A Morphometric Fixed-Bearing Unicompartmental Knee Arthroplasty Can Reproduce Normal Knee Kinematics. An In Vitro Robotic Evaluation

Abstract

BackgroundA new morphometric fixed-bearing unicompartmental knee arthroplasty (UKA) system has been introduced to address the anatomical patient-specific challenges. It was our hypothesis that accurate restoration of the patient-specific anatomy would restore normal knee kinematics after UKA. Therefore, we aimed in this cadaveric study to analyze the impact of a medial morphometric UKA on (1) the varus-valgus and anterior-posterior stability of the knee, (2) the knee kinematics during standardized activities of the daily living, and (3) the patellar tracking, measured using a dedicated robotic testing protocol. MethodsEight human knee specimens underwent full-leg computed tomography CT scanning and comprehensive robotic assessments of tibiofemoral and patellofemoral kinematics. Specimens were tested in the intact state and after implantation of a fixed-bearing medial UKA. Assessments included passive flexion, laxity testing and simulations of level walking, lunge, and stair descent.
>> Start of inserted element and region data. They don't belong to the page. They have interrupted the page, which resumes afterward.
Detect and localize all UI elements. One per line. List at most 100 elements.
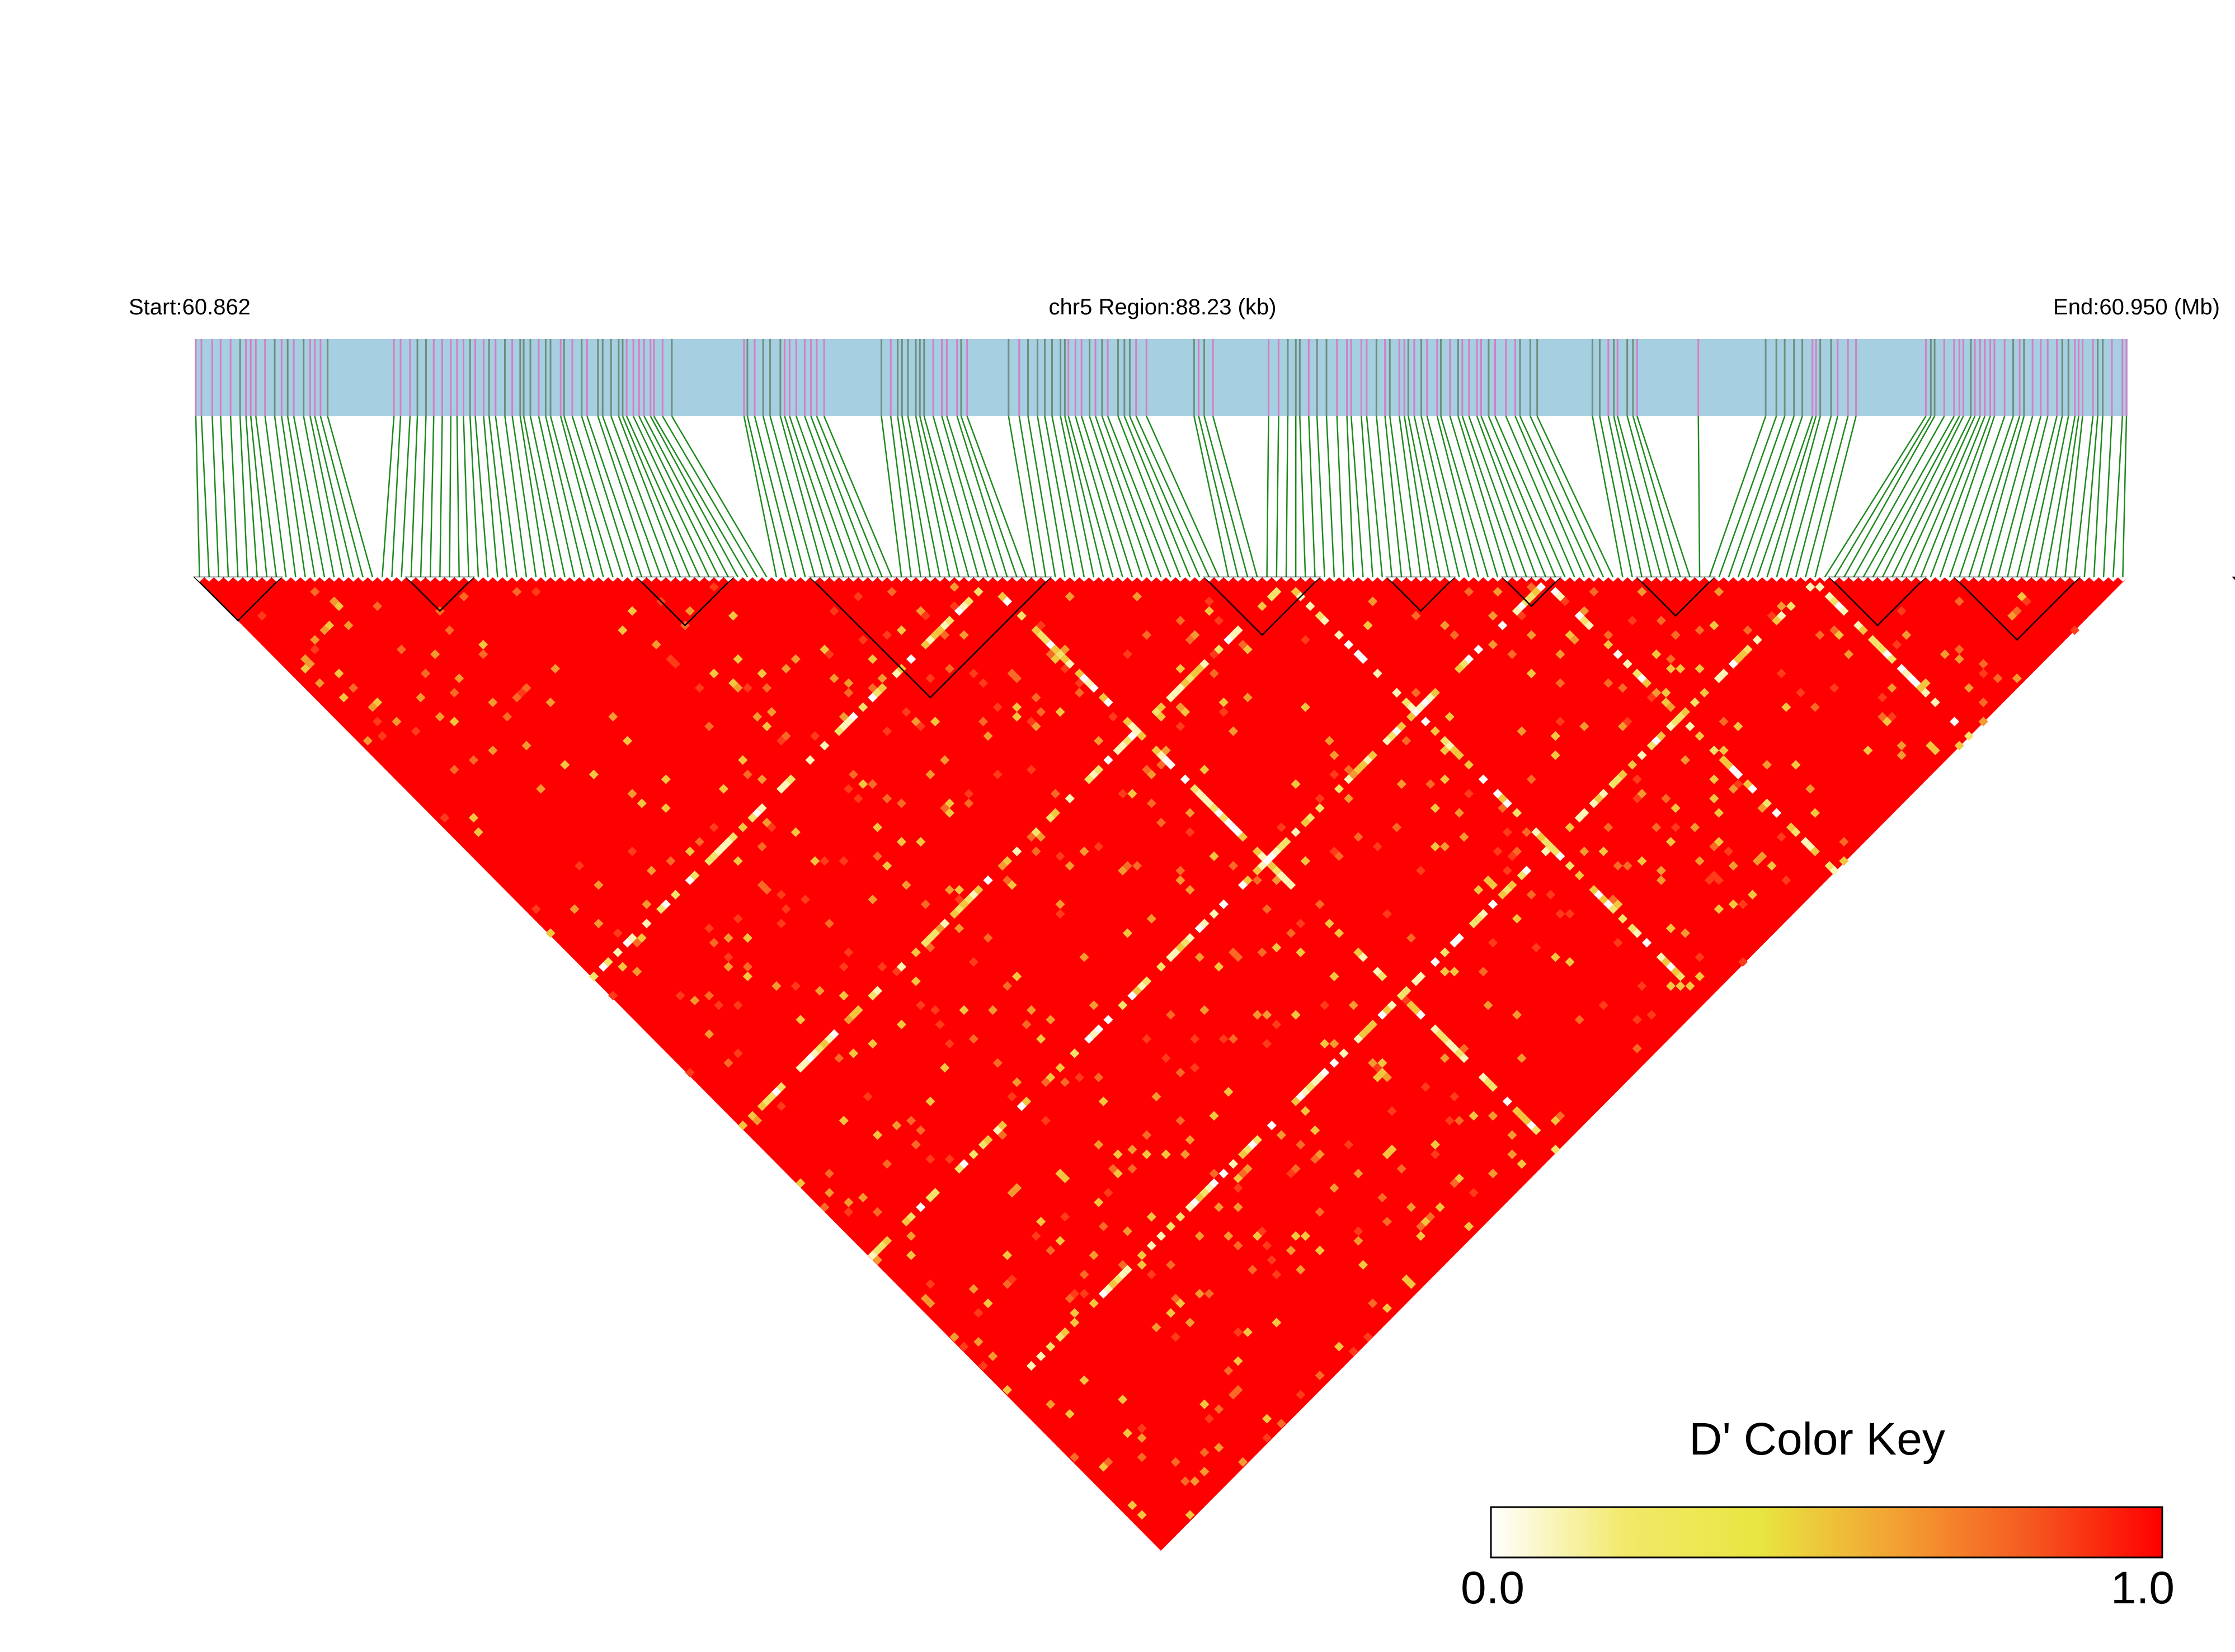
ld-cell <box>954 923 964 933</box>
ld-cell <box>1296 1390 1306 1400</box>
ld-cell <box>1579 606 1589 616</box>
ld-cell <box>925 933 935 943</box>
snp-connector <box>1514 416 1585 578</box>
ld-cell <box>1435 1029 1445 1039</box>
ld-cell <box>1334 851 1344 862</box>
ld-cell <box>613 947 623 957</box>
ld-cell <box>1305 1082 1315 1092</box>
snp-connector-lines <box>195 416 2128 578</box>
snp-tick <box>2108 577 2118 582</box>
snp-tick <box>608 577 618 582</box>
ld-cell <box>1233 1327 1243 1337</box>
ld-cell <box>488 745 498 755</box>
ld-cell <box>1127 789 1137 799</box>
ld-cell <box>1680 928 1690 938</box>
ld-cell <box>959 630 969 640</box>
ld-cell <box>1170 688 1180 698</box>
snp-connector <box>563 416 614 578</box>
ld-cell <box>1089 683 1099 693</box>
ld-cell <box>1878 712 1888 722</box>
ld-cell <box>1671 822 1681 832</box>
ld-cell <box>1661 793 1671 803</box>
ld-cell <box>1483 875 1493 886</box>
ld-cell <box>1262 904 1272 914</box>
ld-cell <box>872 1207 883 1217</box>
snp-tick <box>1377 577 1387 582</box>
snp-tick <box>1079 577 1089 582</box>
snp-tick <box>1166 577 1176 582</box>
ld-cell <box>1170 1457 1180 1467</box>
ld-cell <box>791 654 801 664</box>
ld-cell <box>1329 1039 1339 1049</box>
ld-cell <box>925 1154 935 1164</box>
snp-connector <box>1804 416 1849 578</box>
ld-cell <box>930 717 940 727</box>
ld-cell <box>622 938 633 948</box>
ld-cell <box>1439 1053 1450 1063</box>
snp-connector <box>274 416 297 578</box>
ld-cell <box>1676 663 1686 674</box>
ld-cell <box>1315 1149 1325 1159</box>
ld-cell <box>1108 1279 1118 1289</box>
ld-cell <box>786 774 796 784</box>
ld-cell <box>1690 822 1700 832</box>
ld-cell <box>1858 625 1868 636</box>
snp-connector <box>1626 416 1672 578</box>
color-key: D' Color Key 0.0 1.0 <box>1461 1414 2175 1613</box>
snp-tick <box>868 577 878 582</box>
snp-tick <box>1022 577 1032 582</box>
snp-connector <box>1959 416 2014 578</box>
ld-cell <box>1094 765 1104 775</box>
ld-cell <box>723 962 733 972</box>
ld-cell <box>1891 639 1902 649</box>
snp-connector <box>1891 416 1972 578</box>
ld-cell <box>815 986 825 996</box>
ld-cell <box>1685 721 1695 732</box>
ld-cell <box>1954 654 1964 664</box>
ld-cell <box>868 683 878 693</box>
ld-cell <box>1055 851 1065 862</box>
ld-cell <box>1632 774 1642 784</box>
ld-cell <box>1204 1414 1215 1424</box>
ld-cell <box>1012 846 1022 856</box>
snp-connector <box>1285 416 1289 578</box>
ld-cell <box>1084 774 1094 784</box>
ld-cell <box>1007 1274 1017 1284</box>
ld-cell <box>882 1159 892 1169</box>
ld-cell <box>1617 721 1628 732</box>
snp-tick <box>1848 577 1858 582</box>
ld-cell <box>824 1169 835 1179</box>
ld-cell <box>1055 1169 1065 1179</box>
snp-connector <box>622 416 691 578</box>
ld-cell <box>1353 649 1363 660</box>
color-key-max-label: 1.0 <box>2111 1562 2175 1613</box>
ld-cell <box>1060 1077 1070 1088</box>
ld-cell <box>1132 861 1142 871</box>
ld-cell <box>766 1091 777 1102</box>
ld-cell <box>1459 1053 1469 1063</box>
ld-cell <box>1695 856 1705 866</box>
ld-cell <box>1411 1005 1421 1015</box>
ld-cell <box>1382 1217 1392 1227</box>
snp-tick <box>406 577 416 582</box>
ld-cell <box>1651 688 1662 698</box>
ld-cell <box>670 889 681 900</box>
snp-tick <box>1665 577 1676 582</box>
ld-cell <box>882 630 892 640</box>
ld-cell <box>1603 899 1613 910</box>
snp-connector <box>586 416 643 578</box>
ld-cell <box>1406 1279 1417 1289</box>
snp-connector <box>245 416 258 578</box>
ld-cell <box>1377 1058 1387 1068</box>
ld-cell <box>1166 1010 1176 1020</box>
ld-cell <box>1641 678 1652 688</box>
ld-cell <box>1810 808 1820 818</box>
ld-cell <box>1358 1029 1368 1039</box>
ld-cell <box>1175 1298 1185 1309</box>
ld-cell <box>1555 591 1565 601</box>
snp-tick <box>848 577 859 582</box>
snp-connector <box>559 416 604 578</box>
snp-connector <box>1212 416 1258 578</box>
ld-cell <box>589 971 599 981</box>
ld-cell <box>1151 1091 1161 1102</box>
ResultsMedial and lateral joint laxity after UKA closely resembled intact laxity across the full arc of flexion. Anterior-posterior envelope of motion showed a close match between the intact and UKA groups. Net rollback and average laxity were both not statistically different. Simulation of activities of daily living showed a close match in the anterior-posterior motion profile between the medial condyle and lateral condyle. Patellar tilt and medial-lateral shift during knee flexion matched closely between groups. ConclusionFunctional assessment of this UKA system shows nearly identical behavior to the intact knee. Fixed-bearing UKA with morphometric, compartment-specific geometry and precise mechanical instrumentation replicates complex knee balance and kinematics.